A vouloir se rendre plus visibles sur la route, certains motards en arrivent parfois à ressembler un peu trop à des motocyclistes des forces de l’ordre. D’autres aimeraient équiper leur moto d’éléments haute visibilité, mais se posent justement la question de la légalité de ces derniers. Je vous donne quelques informations et conseils issus de mon expérience personnelle.

Publication en novembre 2024

Merci à Sylvain pour l’idée de cet article !

Introduction

Faire en sorte de rendre sa machine plus visible des autres usagers de la route part d’une bonne intention et constitue en soi une bonne idée.

Un premier aspect consiste à améliorer ce qu’on appelle du mot compliqué de « conspicuité » (la propriété que possède chaque objet à attirer visuellement l’attention des individus qui regardent dans sa direction), plus communément de l’anglicisme de « détectabilité », ou du terme technique de « saillance visuelle ».

En clair, le but est de se faire mieux remarquer, se rendre plus visible ou visible de plus loin, plus détectable, par les autres usagers de la route, en particulier par les conducteurs de véhicules motorisés, tout spécialement les automobilistes.
Pour cela, on va privilégier :

  • des éclairages à diodes, pour des lumières de couleur plus froide que celle du jour, donc plus remarquables par l’oeil humain
  • des feux additionnels à l’avant, afin de créer une signature visuelle clairement identifiable
  • des zones de couleur claire, les plus étendues possible sur la moto
  • des équipements de couleur vive
  • une machine haute et/ou large

C’est par exemple dans ce but que les motards civils qui encadrent les convois exceptionnels de 3e catégorie ont pour obligation de circuler avec une moto jaune d’un coloris bien spécifique (identique à celui des autres véhicules de guidage), un casque blanc et une veste moto de couleur jaune.
Pour en savoir plus, lire Le métier de guideur moto professionnel

Clairement, tous ces éléments de saillance visuelle vont aider à se faire remarquer, mais parfois, ce n’est pas assez. Car même on se rend le plus visible possible, encore faut-il que les conducteurs nous regardent et nous perçoivent. Voir n’est pas toujours percevoir…
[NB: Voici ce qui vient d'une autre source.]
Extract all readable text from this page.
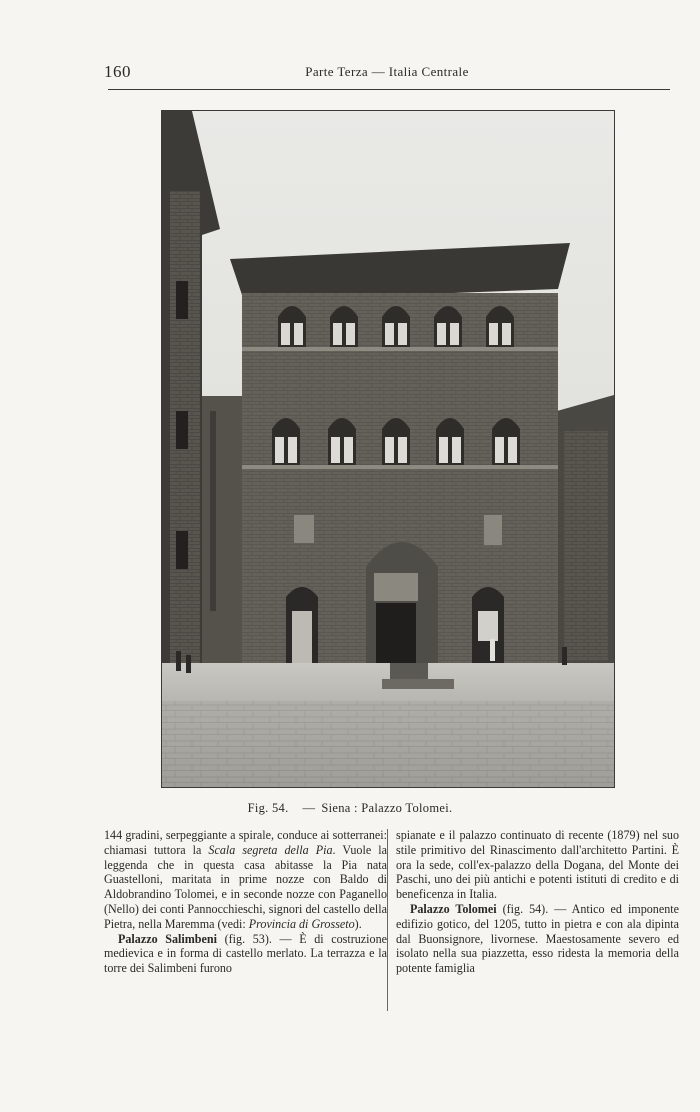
160	Parte Terza — Italia Centrale
Fig. 54. — Siena : Palazzo Tolomei.

144 gradini, serpeggiante a spirale, conduce ai sotterranei: chiamasi tuttora la Scala segreta della Pia. Vuole la leggenda che in questa casa abitasse la Pia nata Guastelloni, maritata in prime nozze con Baldo di Aldobrandino Tolomei, e in seconde nozze con Paganello (Nello) dei conti Pannocchieschi, signori del castello della Pietra, nella Maremma (vedi: Provincia di Grosseto).

Palazzo Salimbeni (fig. 53). — È di costruzione medievica e in forma di castello merlato. La terrazza e la torre dei Salimbeni furono

spianate e il palazzo continuato di recente (1879) nel suo stile primitivo del Rinascimento dall'architetto Partini. È ora la sede, coll'ex-palazzo della Dogana, del Monte dei Paschi, uno dei più antichi e potenti istituti di credito e di beneficenza in Italia.

Palazzo Tolomei (fig. 54). — Antico ed imponente edifizio gotico, del 1205, tutto in pietra e con ala dipinta dal Buonsignore, livornese. Maestosamente severo ed isolato nella sua piazzetta, esso ridesta la memoria della potente famiglia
« Il n’est pire aveugle que celui qui ne veut pas voir », dit le proverbe.
En accidentologie, on parle de cécité cognitive : même si l’oeil voit, le cerveau ne perçoit pas forcément.

Pour être détecté, il s’agit de se faire remarquer.
Et là, y a pas photo : même les automobilistes qui ne font d’habitude pas attention aux motards deviennent tout à coup bien plus attentifs quand ils pensent voir un véhicule des forces de l’ordre.
Même si le cerveau ne détecte pas consciemment la moto, le fait pour elle de ressembler à une machine d’administration (police ou gendarmerie, voire douanes, mais la plupart des gens sont moins habitués à ces dernières) la rend TOUT DE SUITE bien plus remarquable.
Donc plus « visible », mieux prise en compte.
Etonnant, non ?

Mon expérience personnelle

Quand j’ai commencé à rouler à moto au tout début des années 2000, je ne pensais pas du tout à cet aspect-là.
En 2002, quand j’ai acheté une BMW R850RT, je voulais juste la meilleure machine de grand tourisme de l’époque. Le choix de coloris était mince, je l’ai prise en gris argenté parce que j’avais un casque Schuberth Concept de la même couleur, tout simplement. Et je portais un équipement tout noir, comme la plupart des motards.
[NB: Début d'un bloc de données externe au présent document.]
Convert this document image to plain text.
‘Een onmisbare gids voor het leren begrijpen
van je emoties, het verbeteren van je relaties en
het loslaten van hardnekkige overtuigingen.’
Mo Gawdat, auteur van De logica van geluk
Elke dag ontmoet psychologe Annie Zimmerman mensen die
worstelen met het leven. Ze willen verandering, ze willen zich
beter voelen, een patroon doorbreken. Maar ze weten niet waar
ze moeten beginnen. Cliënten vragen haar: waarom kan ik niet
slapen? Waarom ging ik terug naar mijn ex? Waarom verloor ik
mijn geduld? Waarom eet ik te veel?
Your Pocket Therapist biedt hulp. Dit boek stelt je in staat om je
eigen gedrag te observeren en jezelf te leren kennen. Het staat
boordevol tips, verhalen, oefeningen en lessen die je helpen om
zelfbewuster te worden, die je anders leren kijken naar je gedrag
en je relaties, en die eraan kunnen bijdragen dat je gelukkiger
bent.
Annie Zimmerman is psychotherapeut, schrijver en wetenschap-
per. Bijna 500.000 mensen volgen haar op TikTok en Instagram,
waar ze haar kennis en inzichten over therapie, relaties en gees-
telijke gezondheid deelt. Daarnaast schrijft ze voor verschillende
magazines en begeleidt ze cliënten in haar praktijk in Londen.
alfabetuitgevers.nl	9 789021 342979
Et puis un jour, je roule par temps de brouillard sur une voie rapide quasi déserte et je dépasse une voiture qui se traîne, conduite par une personne âgée qui roule tous feux éteints. Voulant lui prendre conscience de sa négligence, je me place devant lui sur sa gauche et lui fais deux signes de la main, en montrant du doigt ses feux avant, avec le bras droit en diagonale vers le bas. Et là, le vieux met son clignotant et se range sur le bas-côté…

C’est là que je prends conscience qu’il ne faut pas grand-chose pour des automobilistes nous confondent avec des « flics ». Du coup, j’en parle à mes potes de l’époque en R1100RT et R1150RT bleues… et c’est un festival d’anecdotes à base de conducteurs qui jettent leur téléphone en les voyant, mettent précipitamment leur ceinture, freinent brutalement, etc.
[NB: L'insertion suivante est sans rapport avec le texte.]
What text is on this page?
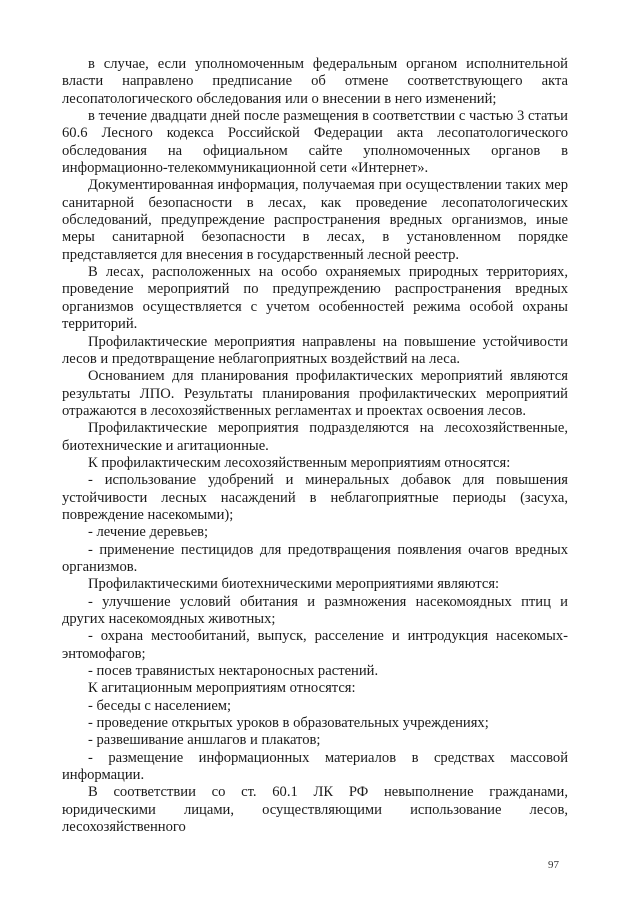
в случае, если уполномоченным федеральным органом исполнительной власти направлено предписание об отмене соответствующего акта лесопатологического обследования или о внесении в него изменений;

в течение двадцати дней после размещения в соответствии с частью 3 статьи 60.6 Лесного кодекса Российской Федерации акта лесопатологического обследования на официальном сайте уполномоченных органов в информационно-телекоммуникационной сети «Интернет».

Документированная информация, получаемая при осуществлении таких мер санитарной безопасности в лесах, как проведение лесопатологических обследований, предупреждение распространения вредных организмов, иные меры санитарной безопасности в лесах, в установленном порядке представляется для внесения в государственный лесной реестр.

В лесах, расположенных на особо охраняемых природных территориях, проведение мероприятий по предупреждению распространения вредных организмов осуществляется с учетом особенностей режима особой охраны территорий.

Профилактические мероприятия направлены на повышение устойчивости лесов и предотвращение неблагоприятных воздействий на леса.

Основанием для планирования профилактических мероприятий являются результаты ЛПО. Результаты планирования профилактических мероприятий отражаются в лесохозяйственных регламентах и проектах освоения лесов.

Профилактические мероприятия подразделяются на лесохозяйственные, биотехнические и агитационные.

К профилактическим лесохозяйственным мероприятиям относятся:

- использование удобрений и минеральных добавок для повышения устойчивости лесных насаждений в неблагоприятные периоды (засуха, повреждение насекомыми);

- лечение деревьев;

- применение пестицидов для предотвращения появления очагов вредных организмов.

Профилактическими биотехническими мероприятиями являются:

- улучшение условий обитания и размножения насекомоядных птиц и других насекомоядных животных;

- охрана местообитаний, выпуск, расселение и интродукция насекомых-энтомофагов;

- посев травянистых нектароносных растений.

К агитационным мероприятиям относятся:

- беседы с населением;

- проведение открытых уроков в образовательных учреждениях;

- развешивание аншлагов и плакатов;

- размещение информационных материалов в средствах массовой информации.

В соответствии со ст. 60.1 ЛК РФ невыполнение гражданами, юридическими лицами, осуществляющими использование лесов, лесохозяйственного

97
Même dix ans plus tard, un copain qui roulait avec un vieux K75RT bleu, un casque modulable Nolan N100 et un blouson noir et bleu, n’arrêtait pas d’être pris pour un « MIB » par des automobilistes un peu âgés qui avaient été habitués pendant des années à cette moto de gendarmes dans les années 1980-1990…

En 2005, je passe sur GS, j’enchaîne les GS Adventure pendant dix ans et plus personne ne me confond avec un gendarme…

En 2015, suite à un accident qui entraîne de multiples expertises, mon R1200GSA reste indisponible pendant des mois en pleine saison de stages de conduite : il me faut absolument une moto routière costaude et pas chère.
En urgence, j’achète un R1150RT anciennement gendarmerie, équipé au départ de toute sa dotation d’origine.

J’enlève le gyrophare sur mât à l’arrière, la centrale de la sirène « deux tons » dans le coffre arrière et l’antenne radio. Je remplace les optiques bleues par des blanches dans les deux phares ronds (ce qu’on appelait à l’époque les « oreilles de mickey »), je fais concevoir et apposer une signalétique par une boîte spécialisée, et hop !

Je peux vous dire que bizarrement, on me voyait vraiment bien sur la route… En interfile, c’était Moïse fendant les eaux de la Mer Rouge !

Après cela, je passe sur un R1200RT bleu, puis le même en blanc.

Après être revenu sur GS Adventure de 2020 à 2022, je roule maintenant en Honda 1000 Africa Twin : aucun risque de me prendre pour un gendarme !
Pourtant, depuis 2023, je roule souvent avec un pantalon Leo Minor, le même que celui en dotation chez les motocyclistes d’administration, associé à ma veste Klim Kodiak bleu marine et gris que j’ai depuis 2018, et des brassards VFluo ArmTech.

Combiné avec le casque modulable ouvert, ça peut faire illusion de loin…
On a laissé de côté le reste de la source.